Crescimento acima de 15% não é sustentável

Possivelmente podemos tirar uma lição mais geral sobre o imbróglio da Natura. Para a grande maioria das empresas uma taxa de crescimento real acima de 15% não é sustentável. Reconhecemos isso no caso da Natura mas esperamos uma diminuição suave da taxa em vez da redução repentina que de fato aconteceu.

Compras espaçadas

Temos uma margem de segurança atraente mas não há qualquer garantia que a deterioração nos resultados da Natura já tenha chegado ao fim; podemos ver novas quedas no preço da ação. E ainda por cima há boatos - difíceis de acreditar, de nova emissão de ações. Assim parece sensato espaçar as compras ao longo dos próximos meses - sem deixar de aproveitar do baixo preço atual.

Conclusões e Recomendação

Parece que as fortes variações no patamar de crescimento histórico têm confundido investidores: a euforia injustificada que seguiu a Oferta Pública Inicial em 2004 foi substituída por um pessimismo exagerado perante a desaceleração de crescimento em 2007.

Embora os resultados recentes sejam, de fato, preocupantes, é provável, como assegura a empresa, que se trata de uma fase de consolidação após um período de forte expansão: não podemos ignorar 12 anos de bom crescimento médio de receita.

Se adotarmos uma premissa de crescimento futuro de lucro bastante conservadora encontramos um preço intrínseco 52% acima do preço de mercado. É uma margem de segurança atraente.

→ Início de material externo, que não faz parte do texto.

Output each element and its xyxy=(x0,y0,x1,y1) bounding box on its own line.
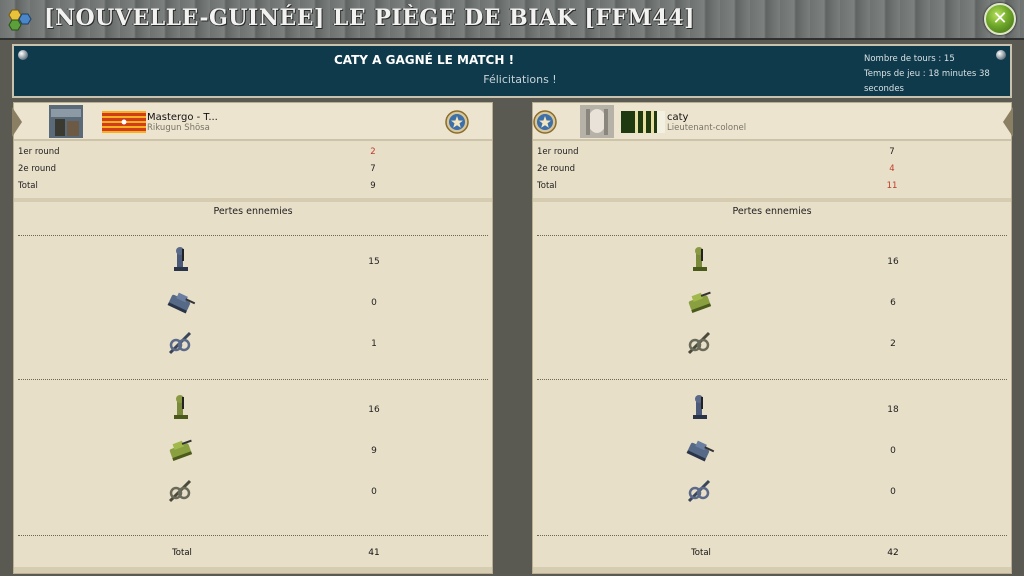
round-score: 2 xyxy=(370,147,376,157)
medal-icon xyxy=(445,110,469,134)
total-row: Total 42 xyxy=(533,541,1011,565)
loss-row: 2 xyxy=(533,327,1011,361)
round-row: Total 11 xyxy=(533,177,1011,194)
round-label: Total xyxy=(18,181,38,191)
loss-row: 9 xyxy=(14,434,492,468)
loss-count: 0 xyxy=(890,446,896,456)
divider xyxy=(14,567,492,573)
match-info: Nombre de tours : 15 Temps de jeu : 18 m… xyxy=(864,52,1004,97)
divider xyxy=(18,235,488,236)
loss-count: 1 xyxy=(371,339,377,349)
total-label: Total xyxy=(691,548,711,558)
allied-tank-icon xyxy=(688,291,712,313)
loss-count: 2 xyxy=(890,339,896,349)
player-panel-right: caty Lieutenant-colonel 1er round 7 2e r… xyxy=(532,102,1013,574)
play-time: Temps de jeu : 18 minutes 38 secondes xyxy=(864,69,990,94)
loss-row: 0 xyxy=(14,286,492,320)
rank-insignia-icon xyxy=(621,111,665,133)
allied-infantry-icon xyxy=(174,395,188,419)
axis-tank-icon xyxy=(686,440,715,462)
total-row: Total 41 xyxy=(14,541,492,565)
next-arrow-icon[interactable] xyxy=(1003,107,1013,137)
divider xyxy=(18,535,488,536)
total-value: 42 xyxy=(887,548,899,558)
loss-count: 16 xyxy=(368,405,380,415)
player-header: Mastergo - T... Rikugun Shōsa xyxy=(12,103,492,141)
round-label: 2e round xyxy=(537,164,576,174)
player-rank: Rikugun Shōsa xyxy=(147,123,210,133)
game-logo-icon xyxy=(8,9,32,31)
axis-artillery-icon xyxy=(687,479,711,503)
avatar xyxy=(580,105,614,138)
divider xyxy=(537,235,1007,236)
loss-row: 1 xyxy=(14,327,492,361)
axis-infantry-icon xyxy=(174,247,188,271)
loss-row: 0 xyxy=(14,475,492,509)
divider xyxy=(533,198,1011,202)
allied-infantry-icon xyxy=(693,247,707,271)
loss-count: 15 xyxy=(368,257,380,267)
loss-count: 16 xyxy=(887,257,899,267)
artillery-icon xyxy=(687,331,711,355)
round-label: 1er round xyxy=(537,147,579,157)
total-value: 41 xyxy=(368,548,380,558)
round-score: 4 xyxy=(889,164,895,174)
player-panel-left: Mastergo - T... Rikugun Shōsa 1er round … xyxy=(12,102,493,574)
loss-row: 18 xyxy=(533,393,1011,427)
window-title: [NOUVELLE-GUINÉE] LE PIÈGE DE BIAK [FFM4… xyxy=(44,5,695,31)
prev-arrow-icon[interactable] xyxy=(12,107,22,137)
round-label: Total xyxy=(537,181,557,191)
loss-row: 16 xyxy=(533,245,1011,279)
loss-row: 0 xyxy=(533,434,1011,468)
round-row: 2e round 4 xyxy=(533,160,1011,177)
loss-row: 15 xyxy=(14,245,492,279)
player-name: Mastergo - T... xyxy=(147,112,218,123)
round-label: 1er round xyxy=(18,147,60,157)
flag-icon xyxy=(102,111,146,133)
divider xyxy=(537,535,1007,536)
round-row: 2e round 7 xyxy=(14,160,492,177)
axis-artillery-icon xyxy=(168,331,192,355)
loss-row: 6 xyxy=(533,286,1011,320)
round-row: Total 9 xyxy=(14,177,492,194)
loss-count: 0 xyxy=(371,487,377,497)
round-score: 7 xyxy=(370,164,376,174)
avatar xyxy=(49,105,83,138)
round-scores: 1er round 7 2e round 4 Total 11 xyxy=(533,143,1011,194)
section-title: Pertes ennemies xyxy=(732,206,812,217)
loss-row: 0 xyxy=(533,475,1011,509)
round-score: 7 xyxy=(889,147,895,157)
loss-row: 16 xyxy=(14,393,492,427)
round-row: 1er round 2 xyxy=(14,143,492,160)
result-banner: CATY A GAGNÉ LE MATCH ! Félicitations ! … xyxy=(12,44,1012,98)
loss-count: 9 xyxy=(371,446,377,456)
divider xyxy=(537,379,1007,380)
section-title: Pertes ennemies xyxy=(213,206,293,217)
round-scores: 1er round 2 2e round 7 Total 9 xyxy=(14,143,492,194)
player-header: caty Lieutenant-colonel xyxy=(533,103,1013,141)
round-row: 1er round 7 xyxy=(533,143,1011,160)
divider xyxy=(14,198,492,202)
round-score: 9 xyxy=(370,181,376,191)
divider xyxy=(533,567,1011,573)
close-icon[interactable]: ✕ xyxy=(984,3,1016,35)
turn-count: Nombre de tours : 15 xyxy=(864,54,955,64)
player-rank: Lieutenant-colonel xyxy=(667,123,747,133)
allied-tank-icon xyxy=(169,439,193,461)
divider xyxy=(18,379,488,380)
total-label: Total xyxy=(172,548,192,558)
artillery-icon xyxy=(168,479,192,503)
medal-icon xyxy=(533,110,557,134)
axis-infantry-icon xyxy=(693,395,707,419)
axis-tank-icon xyxy=(167,292,196,314)
loss-count: 0 xyxy=(371,298,377,308)
title-bar: [NOUVELLE-GUINÉE] LE PIÈGE DE BIAK [FFM4… xyxy=(0,0,1024,40)
round-label: 2e round xyxy=(18,164,57,174)
winner-headline: CATY A GAGNÉ LE MATCH ! xyxy=(333,53,515,67)
loss-count: 6 xyxy=(890,298,896,308)
player-name: caty xyxy=(667,112,689,123)
loss-count: 18 xyxy=(887,405,899,415)
loss-count: 0 xyxy=(890,487,896,497)
round-score: 11 xyxy=(886,181,898,191)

Recomendamos a compra da Natura para carteiras diversificadas com horizonte de longo prazo (2-5 anos) mas sugerimos espaçar as compras - há a possibilidade que a deterioração nos resultados ainda não tenha terminado e há boato circulando - difícil de acreditar - que a empresa pretende nova emissão de ações.

Nota Importante: De acordo com nossa política de transparência, informamos que o responsável por Ação&Reação mantém uma pequena posição das ações da Natura.